In the end I decided the murderer had attempted training as a doctor and failed - a detail I hadn't added at design time, but something that gave a good clue from autopsy reports
Apparently its possible to run an entirely improvised Trail of Cthulhu game, but I'm not quite at the stage where I'd be comfortable with that degree of winging it yet :)
There are issues with finding a balance about how clue information is given. At times it felt like the players weren't doing quite enough and I was spoonfeeding a little. This I think was more due to my lack of familiarity with the system, and the fact they were playing pregens whose skillsets they weren't familiar with
It's an interesting system that requires a different way of thinking to anything I've played before, both in terms of scenario design and during play itself
@Magician So, this shark room concept now has me thinking of other ways to present a predictable-looking puzzle and then add a twist which subverts the expectations.
New creature concept: halfsie. At first it looks like a regular hybrid creature: an owlbear, a griffon, a centaur, etc. But each round it randomly swaps one of the halves for something else.
@Pixie Ayup! I'd actually briefly considered doing one for eldritch abominations. Stat blocks and everything. Make a random combination, here's your monster.
@eimyr While I have my reserves about the AVGN (he can get a little too much on the offensive sides), I still remember the game that originated his "fire sharks swimming in lava with laser"
@eimyr an old game somehow similar to pitfall. It had a trap at the very start. You begin the level near a stair, if you climb it down you end up in an "overkill" stile of room.
As soon as you enter you fall in lava
but there are also at least three more enemies/traps that would still kill you if the lava wasn't there.
Because of that the AVGN had a rant about the developers needing to add some upside down volcanoes, shark with laser cannons swimming in the lava and such..

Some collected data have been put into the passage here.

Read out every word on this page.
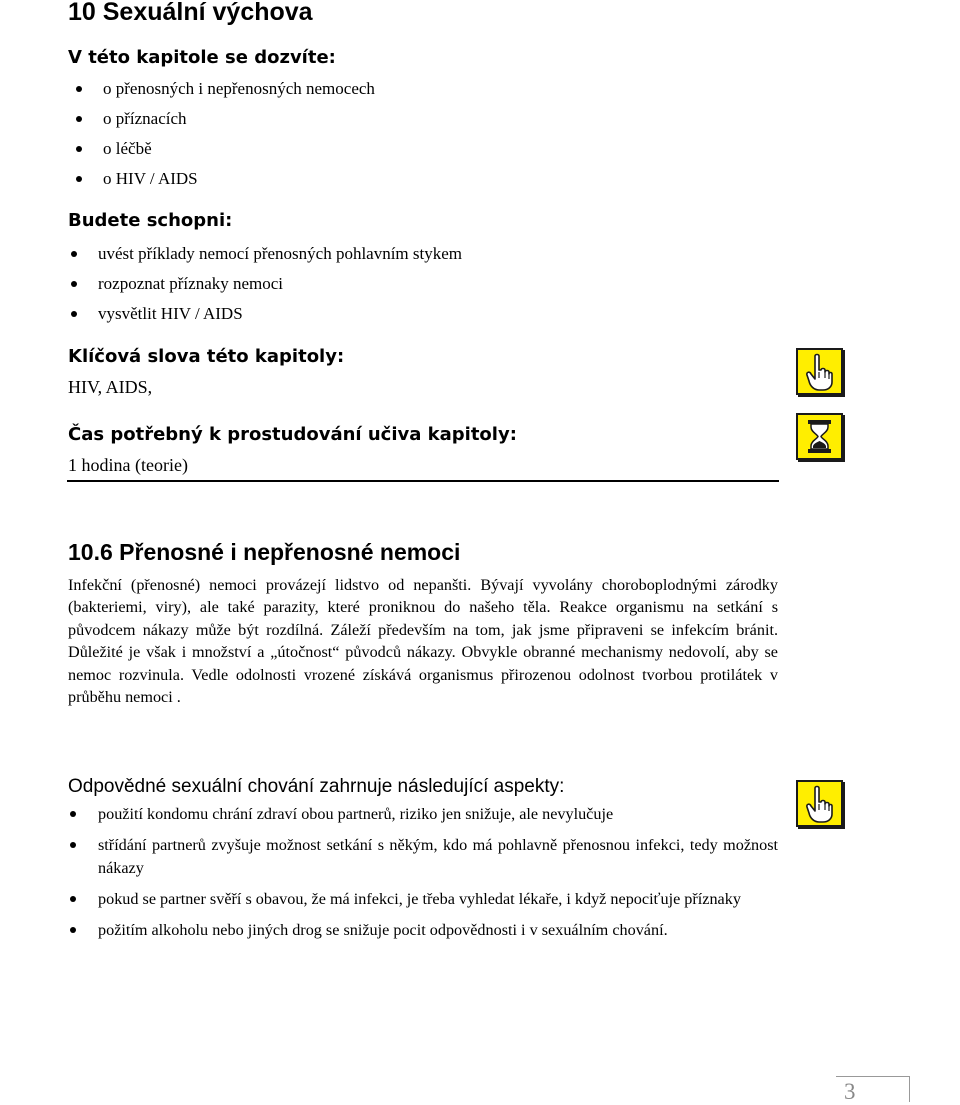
10 Sexuální výchova

V této kapitole se dozvíte:

o přenosných i nepřenosných nemocech
o příznacích
o léčbě
o HIV / AIDS

Budete schopni:

uvést příklady nemocí přenosných pohlavním stykem
rozpoznat příznaky nemoci
vysvětlit HIV / AIDS

Klíčová slova této kapitoly:

HIV, AIDS,

Čas potřebný k prostudování učiva kapitoly:

1 hodina (teorie)

10.6 Přenosné i nepřenosné nemoci

Infekční (přenosné) nemoci provázejí lidstvo od nepanšti. Bývají vyvolány choroboplodnými zárodky (bakteriemi, viry), ale také parazity, které proniknou do našeho těla. Reakce organismu na setkání s původcem nákazy může být rozdílná. Záleží především na tom, jak jsme připraveni se infekcím bránit. Důležité je však i množství a „útočnost“ původců nákazy. Obvykle obranné mechanismy nedovolí, aby se nemoc rozvinula. Vedle odolnosti vrozené získává organismus přirozenou odolnost tvorbou protilátek v průběhu nemoci .

Odpovědné sexuální chování zahrnuje následující aspekty:

použití kondomu chrání zdraví obou partnerů, riziko jen snižuje, ale nevylučuje
střídání partnerů zvyšuje možnost setkání s někým, kdo má pohlavně přenosnou infekci, tedy možnost nákazy
pokud se partner svěří s obavou, že má infekci, je třeba vyhledat lékaře, i když nepociťuje příznaky
požitím alkoholu nebo jiných drog se snižuje pocit odpovědnosti i v sexuálním chování.
3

~ Ok, @SPArchaeologist, let's see... *Flips a small coin* Luna. Sorry, seem I got lucky this time. I think I will start with column 3. |_|_|_|_|_|_|_| |_|_|_|_|_|_|_| |_|_|_|_|_|_|_| |_|_|_|_|_|_|_| |_|_|_|_|_|_|_| |_|_|_|x|_|_|_|
Meh, I'm not that interested in waiting for a chance of a response in this general chat. From my experience, nobody relents from their personal biases, even in the face of overwhelming evidence. Guess I'll have to find something else to do during my downtime at work.
@LucasLeblanc You can flag the post itself to get a moderator's attention. We're also pingable in chat even if you can't see us, with the normal @ thing.
Meta's also fine for contacting moderators to ask about meta. (Meta-meta-questions?) New meta posts go directly into our moderator inbox, so we never miss them.
That said, the moderator/SE Team discussions mentioned in the notice attached to the deletion are still in progress, so it's premature to assume the post's fate.